Split string with regex not working

Question 1

Sorry, my first answer was wrong:) Try not adding ?=, only put it in parentheses like this:

allparts2 =re.compile(r'(\w{3}\s\d{2},\s\d{4}\s\d{1,2}\:\d{2}\:\d{2}\s[AM|PM].)').split(alltext)

Then try it without compile...

allparts2 = re.split('(\w{3}\s\d{2},\s\d{4}\s\d{1,2}\:\d{2}\:\d{2}\s[AM|PM].)', alltext)

When using:

#!/usr/local/bin/python2.7
import re

alltext = "Aug 07, 2014 01:01:01 PM some text Aug 07, 2014 02:02:02 PM another text Aug 07, 2014 03:03:03 AM " 

allparts2 = re.split('(?=\w{3}\s\d{2},\s\d{4}\s\d{1,2}\:\d{2}\:\d{2}\s[AM|PM].)', alltext)
print(allparts2)

Result was:

Executing the program....
$python2.7 main.py
['Aug 07, 2014 01:01:01 PM some text Aug 07, 2014 02:02:02 PM another text Aug 07, 2014 03:03:03 AM ']

When using:

#!/usr/local/bin/python2.7
import re

alltext = "Aug 07, 2014 01:01:01 PM some text Aug 07, 2014 02:02:02 PM another text Aug 07, 2014 03:03:03 AM "


allparts2 = re.split('(?:\w{3}\s\d{2},\s\d{4}\s\d{1,2}\:\d{2}\:\d{2}\s[AM|PM].)', alltext)

print(allparts2)

Result was:

Executing the program....
$python2.7 main.py
['', ' some text ', ' another text ', ' ']

When using:

#!/usr/local/bin/python2.7
import re

alltext = "Aug 07, 2014 01:01:01 PM some text Aug 07, 2014 02:02:02 PM another text Aug 07, 2014 03:03:03 AM "


allparts2 = re.split('(\w{3}\s\d{2},\s\d{4}\s\d{1,2}\:\d{2}\:\d{2}\s[AM|PM].)', alltext)

print(allparts2)

Result was:

Executing the program....
$python2.7 main.py
['', 'Aug 07, 2014 01:01:01 PM', ' some text ', 'Aug 07, 2014 02:02:02 PM', ' another text ', 'Aug 07, 2014 03:03:03 AM', ' ']

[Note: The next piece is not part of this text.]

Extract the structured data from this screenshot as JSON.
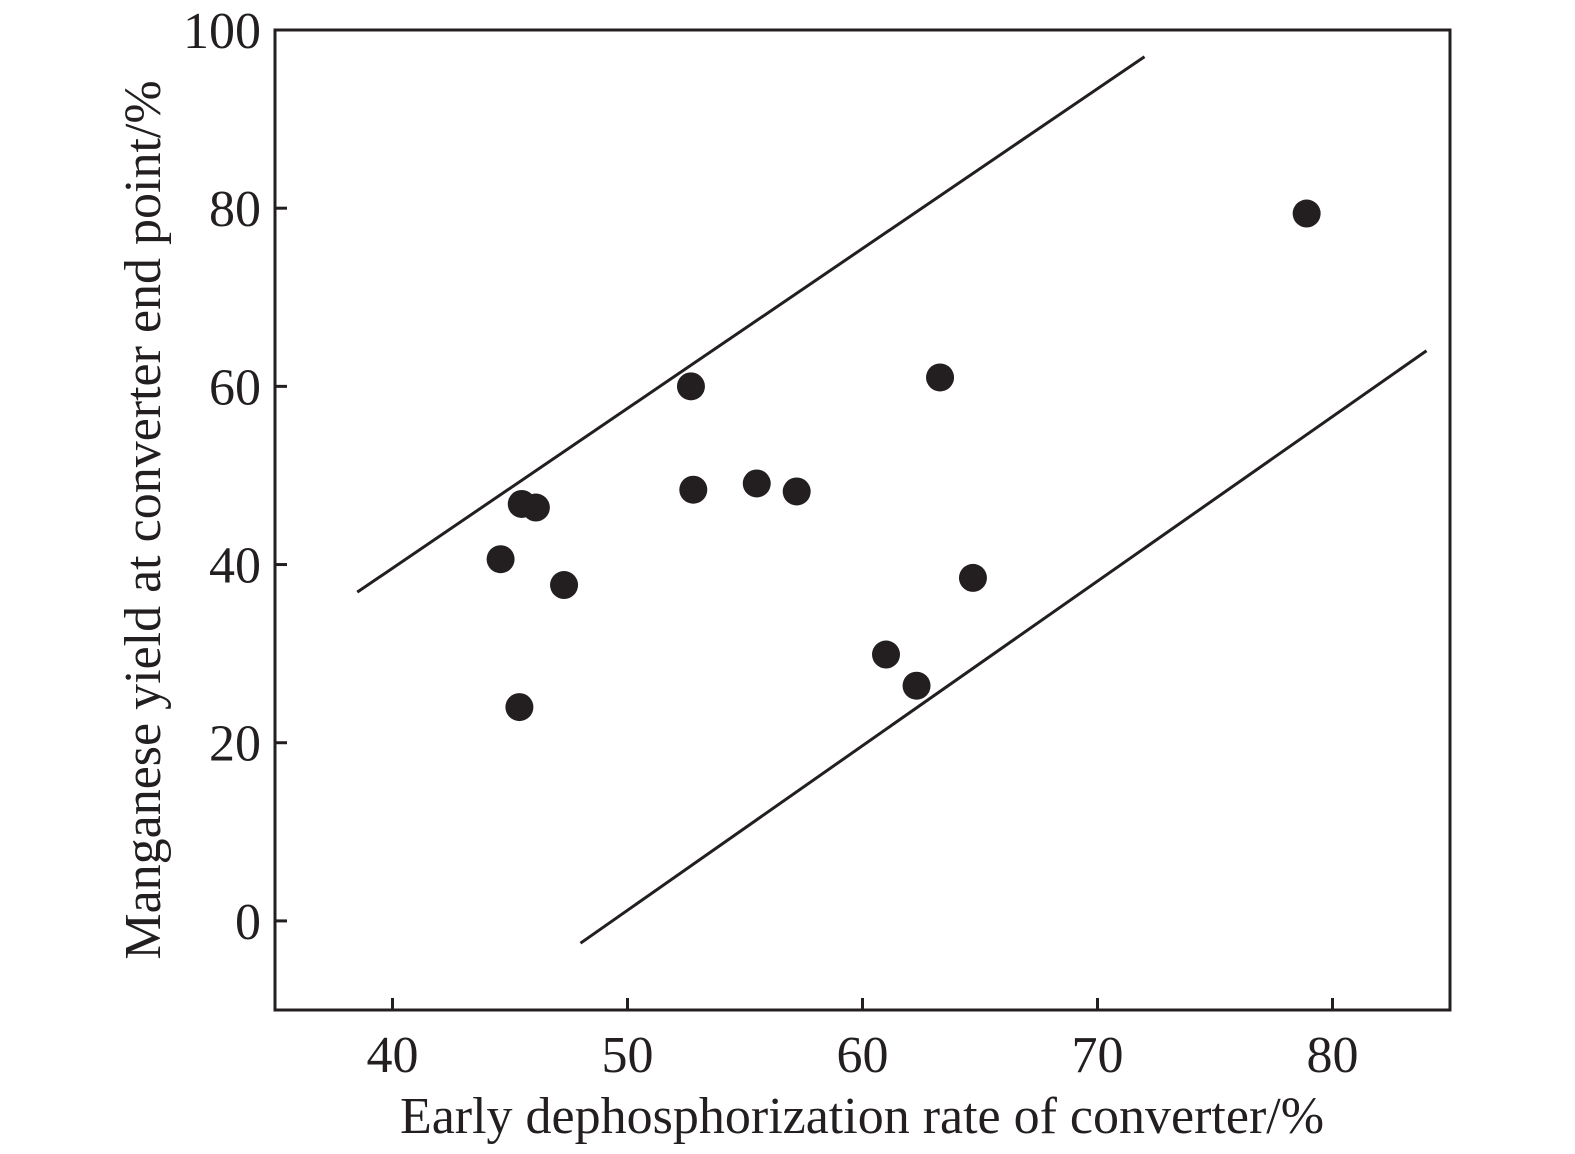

Just to compare different forms.

Question 2

Although I am unfamiliar with the Python flavour, Pythex gives me the following, I assume correct, results :

See the result

Even if these are not, there are several things in your regex which are unnecessary and/or incorrect by my knowledge.

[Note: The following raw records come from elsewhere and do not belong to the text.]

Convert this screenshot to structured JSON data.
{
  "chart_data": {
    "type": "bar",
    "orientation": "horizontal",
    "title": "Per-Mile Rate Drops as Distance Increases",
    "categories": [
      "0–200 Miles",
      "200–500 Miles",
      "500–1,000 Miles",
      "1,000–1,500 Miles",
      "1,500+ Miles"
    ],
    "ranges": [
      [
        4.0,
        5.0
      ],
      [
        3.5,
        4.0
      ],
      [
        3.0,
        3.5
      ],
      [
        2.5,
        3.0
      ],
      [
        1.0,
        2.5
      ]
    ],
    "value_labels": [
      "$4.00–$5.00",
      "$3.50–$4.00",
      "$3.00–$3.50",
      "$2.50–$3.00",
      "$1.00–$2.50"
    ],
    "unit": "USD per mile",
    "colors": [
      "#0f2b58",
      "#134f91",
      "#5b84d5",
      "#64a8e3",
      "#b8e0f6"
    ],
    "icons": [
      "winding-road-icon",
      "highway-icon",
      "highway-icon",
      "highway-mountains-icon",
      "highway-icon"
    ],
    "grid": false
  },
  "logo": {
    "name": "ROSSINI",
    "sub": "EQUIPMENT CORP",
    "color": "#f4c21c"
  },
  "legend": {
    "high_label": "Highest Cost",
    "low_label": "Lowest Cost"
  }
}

A comma does not need to be escaped
A conditional is not done by [ condo | cond2] , but rather by parentheses (cond1|cond2)
The \s you have is optional as regex catches a white space, which is correct if you want to catch e.g. a space character, a tab character, a carriage return character, ..

Lastly, the item you are adding ?= is a lookahead, ?: makes it match, but does not make it part of your capture group.

Try this regex : (?:\w{3} \d{2}, \d{4}, [\d:]+ (?:AM|PM))

Question 3

It seems that python's re.split() doesn't split on zero-length matches.

However, the manual says

If capturing parentheses are used in pattern, then the text of all groups in the pattern are also returned as part of the resulting list.

...

If there are capturing groups in the separator and it matches at the start of the string, the result will start with an empty string.

So you can use :

allparts2 = re.compile(r'(\w{3}\s\d{2}\,\s\d{4}\s\d{1,2}\:\d{2}\:\d{2}\s(?:AM|PM))')

Where the matching expression is surrounded by a capturing group (also notice the un-capturing group at the end). The result is :

['', 'Aug 07, 2014 01:01:01 PM', ' some text ', 'Aug 07, 2014 02:02:02 PM', ' another text ', 'Aug 07, 2014 03:03:03 AM', ' ']

You can then create your files by grouping allparts[1], allparts[2] and so on (2n+1, 2n+2).